Do not administer the product before, simultaneously with, or immediately after blood transfusion through the same equipment due to the risk of pseudoagglutination.
Packaging.
1000 ml (35% glucose solution with calcium – 400 ml; 11.1% amino acid solution with electrolytes – 400 ml; 20% lipid emulsion – 200 ml) in a triple-chamber plastic bag in a protective overwrap containing an oxygen absorber; 6 bags per cardboard box.
1500 ml (35% glucose solution with calcium – 600 ml; 11.1% amino acid solution with electrolytes – 600 ml; 20% lipid emulsion – 300 ml) in a triple-chamber plastic bag in a protective overwrap containing an oxygen absorber; 4 bags per cardboard box.

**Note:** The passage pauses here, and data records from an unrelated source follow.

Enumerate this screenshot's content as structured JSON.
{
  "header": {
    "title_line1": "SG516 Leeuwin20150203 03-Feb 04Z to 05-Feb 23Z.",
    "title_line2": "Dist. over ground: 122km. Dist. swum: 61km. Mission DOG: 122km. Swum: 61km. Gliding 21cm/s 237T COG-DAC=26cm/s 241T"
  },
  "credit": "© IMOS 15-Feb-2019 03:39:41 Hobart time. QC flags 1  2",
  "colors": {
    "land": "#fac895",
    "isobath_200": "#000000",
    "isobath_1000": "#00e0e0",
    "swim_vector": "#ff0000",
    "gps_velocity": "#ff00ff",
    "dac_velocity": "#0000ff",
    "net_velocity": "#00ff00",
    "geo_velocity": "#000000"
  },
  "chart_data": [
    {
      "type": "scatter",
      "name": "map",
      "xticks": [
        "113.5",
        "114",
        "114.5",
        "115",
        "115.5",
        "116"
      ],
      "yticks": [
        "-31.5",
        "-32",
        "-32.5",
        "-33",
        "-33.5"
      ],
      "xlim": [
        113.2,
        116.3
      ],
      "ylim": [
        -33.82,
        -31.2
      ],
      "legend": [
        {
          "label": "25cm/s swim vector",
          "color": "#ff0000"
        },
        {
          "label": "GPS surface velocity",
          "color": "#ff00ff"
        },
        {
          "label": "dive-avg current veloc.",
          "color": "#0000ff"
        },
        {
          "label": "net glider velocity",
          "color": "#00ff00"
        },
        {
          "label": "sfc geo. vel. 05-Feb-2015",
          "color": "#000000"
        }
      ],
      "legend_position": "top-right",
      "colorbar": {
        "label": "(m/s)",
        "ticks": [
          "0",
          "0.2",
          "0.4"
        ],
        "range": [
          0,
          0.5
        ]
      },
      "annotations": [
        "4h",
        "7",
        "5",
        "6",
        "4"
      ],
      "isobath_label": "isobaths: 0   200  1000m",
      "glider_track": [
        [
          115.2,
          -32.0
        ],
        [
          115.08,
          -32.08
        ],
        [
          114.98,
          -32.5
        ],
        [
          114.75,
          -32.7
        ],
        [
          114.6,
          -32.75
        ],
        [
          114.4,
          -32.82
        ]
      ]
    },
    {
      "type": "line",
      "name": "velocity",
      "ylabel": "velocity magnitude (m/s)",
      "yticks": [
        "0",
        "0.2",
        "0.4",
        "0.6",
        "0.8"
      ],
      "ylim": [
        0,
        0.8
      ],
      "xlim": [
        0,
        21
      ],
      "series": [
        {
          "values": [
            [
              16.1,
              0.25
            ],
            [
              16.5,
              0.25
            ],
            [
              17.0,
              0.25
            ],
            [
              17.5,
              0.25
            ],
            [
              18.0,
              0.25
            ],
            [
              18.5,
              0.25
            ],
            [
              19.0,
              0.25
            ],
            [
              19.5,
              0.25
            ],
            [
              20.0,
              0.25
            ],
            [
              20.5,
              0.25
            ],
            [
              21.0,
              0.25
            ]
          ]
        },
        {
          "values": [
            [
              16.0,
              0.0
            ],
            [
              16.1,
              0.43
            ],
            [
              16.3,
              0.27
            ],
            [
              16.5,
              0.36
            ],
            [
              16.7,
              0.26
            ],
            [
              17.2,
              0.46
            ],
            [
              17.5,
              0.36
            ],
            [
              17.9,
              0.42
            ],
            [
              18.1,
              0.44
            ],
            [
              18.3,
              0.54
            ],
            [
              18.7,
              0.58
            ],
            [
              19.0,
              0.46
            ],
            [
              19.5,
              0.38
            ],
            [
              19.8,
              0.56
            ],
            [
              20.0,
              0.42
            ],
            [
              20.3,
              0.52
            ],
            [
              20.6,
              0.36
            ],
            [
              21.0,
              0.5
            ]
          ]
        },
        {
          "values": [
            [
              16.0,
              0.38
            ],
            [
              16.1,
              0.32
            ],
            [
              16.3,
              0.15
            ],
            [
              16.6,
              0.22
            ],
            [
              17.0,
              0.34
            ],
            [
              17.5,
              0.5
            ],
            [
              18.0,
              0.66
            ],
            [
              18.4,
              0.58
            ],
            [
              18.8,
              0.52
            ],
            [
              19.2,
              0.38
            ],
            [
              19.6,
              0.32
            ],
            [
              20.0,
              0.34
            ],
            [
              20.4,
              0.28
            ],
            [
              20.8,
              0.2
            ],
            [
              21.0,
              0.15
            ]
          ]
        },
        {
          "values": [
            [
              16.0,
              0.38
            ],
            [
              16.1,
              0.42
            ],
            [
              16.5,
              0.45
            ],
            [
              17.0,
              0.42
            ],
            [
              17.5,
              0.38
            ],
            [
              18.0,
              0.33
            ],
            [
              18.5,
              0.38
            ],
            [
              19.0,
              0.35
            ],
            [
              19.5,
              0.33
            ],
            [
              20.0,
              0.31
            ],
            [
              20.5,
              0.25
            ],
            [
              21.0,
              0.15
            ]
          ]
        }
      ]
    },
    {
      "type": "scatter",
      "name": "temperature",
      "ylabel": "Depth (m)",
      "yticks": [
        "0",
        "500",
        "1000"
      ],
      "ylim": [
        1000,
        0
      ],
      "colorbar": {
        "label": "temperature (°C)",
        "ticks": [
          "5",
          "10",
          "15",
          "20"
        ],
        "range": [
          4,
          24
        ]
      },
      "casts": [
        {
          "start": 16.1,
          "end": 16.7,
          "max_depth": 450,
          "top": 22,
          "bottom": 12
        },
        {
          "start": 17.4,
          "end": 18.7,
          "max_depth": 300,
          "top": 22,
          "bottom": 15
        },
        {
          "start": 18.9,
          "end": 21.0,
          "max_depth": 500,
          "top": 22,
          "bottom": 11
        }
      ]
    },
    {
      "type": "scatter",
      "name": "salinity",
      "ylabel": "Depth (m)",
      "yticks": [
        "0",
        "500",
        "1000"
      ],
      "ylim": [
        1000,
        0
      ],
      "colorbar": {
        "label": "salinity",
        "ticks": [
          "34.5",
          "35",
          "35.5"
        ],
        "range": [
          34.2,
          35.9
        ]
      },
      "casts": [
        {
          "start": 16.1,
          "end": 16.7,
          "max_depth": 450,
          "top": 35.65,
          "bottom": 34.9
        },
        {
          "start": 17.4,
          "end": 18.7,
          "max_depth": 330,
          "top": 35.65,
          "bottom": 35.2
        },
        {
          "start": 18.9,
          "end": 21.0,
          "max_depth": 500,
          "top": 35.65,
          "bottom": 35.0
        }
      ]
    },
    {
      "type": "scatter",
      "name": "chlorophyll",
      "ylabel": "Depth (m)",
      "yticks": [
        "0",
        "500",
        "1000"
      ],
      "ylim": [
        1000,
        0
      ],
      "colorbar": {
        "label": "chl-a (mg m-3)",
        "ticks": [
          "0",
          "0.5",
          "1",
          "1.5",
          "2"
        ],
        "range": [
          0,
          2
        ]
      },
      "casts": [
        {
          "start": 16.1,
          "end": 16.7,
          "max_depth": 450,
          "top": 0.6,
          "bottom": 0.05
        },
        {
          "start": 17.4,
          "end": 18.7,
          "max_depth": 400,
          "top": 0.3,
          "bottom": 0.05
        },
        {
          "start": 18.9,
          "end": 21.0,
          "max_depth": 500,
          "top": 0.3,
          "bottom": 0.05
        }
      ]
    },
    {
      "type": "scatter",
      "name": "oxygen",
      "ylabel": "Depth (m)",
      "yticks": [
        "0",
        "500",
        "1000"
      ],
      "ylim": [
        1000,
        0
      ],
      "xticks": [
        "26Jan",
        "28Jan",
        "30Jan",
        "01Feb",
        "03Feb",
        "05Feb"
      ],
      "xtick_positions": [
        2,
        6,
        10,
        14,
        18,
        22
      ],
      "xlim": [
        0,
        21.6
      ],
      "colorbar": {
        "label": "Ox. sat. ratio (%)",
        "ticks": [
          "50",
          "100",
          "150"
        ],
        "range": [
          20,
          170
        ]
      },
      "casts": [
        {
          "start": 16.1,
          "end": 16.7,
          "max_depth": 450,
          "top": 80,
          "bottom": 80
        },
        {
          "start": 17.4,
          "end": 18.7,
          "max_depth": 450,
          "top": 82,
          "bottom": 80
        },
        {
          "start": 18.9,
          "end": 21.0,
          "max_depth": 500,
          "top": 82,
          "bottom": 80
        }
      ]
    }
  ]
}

2000 ml (35% glucose solution with calcium – 800 ml; 11.1% amino acid solution with electrolytes – 800 ml; 20% lipid emulsion – 400 ml) in a triple-chamber plastic bag in a protective overwrap containing an oxygen absorber; 4 bags per cardboard box.
Prescription status.
By prescription only.
Manufacturer.
Baxter S.A. / Baxter SA.
Manufacturer's address and place of business.
Boulevard Rene Branquart 80, Lessines, 7860, Belgium.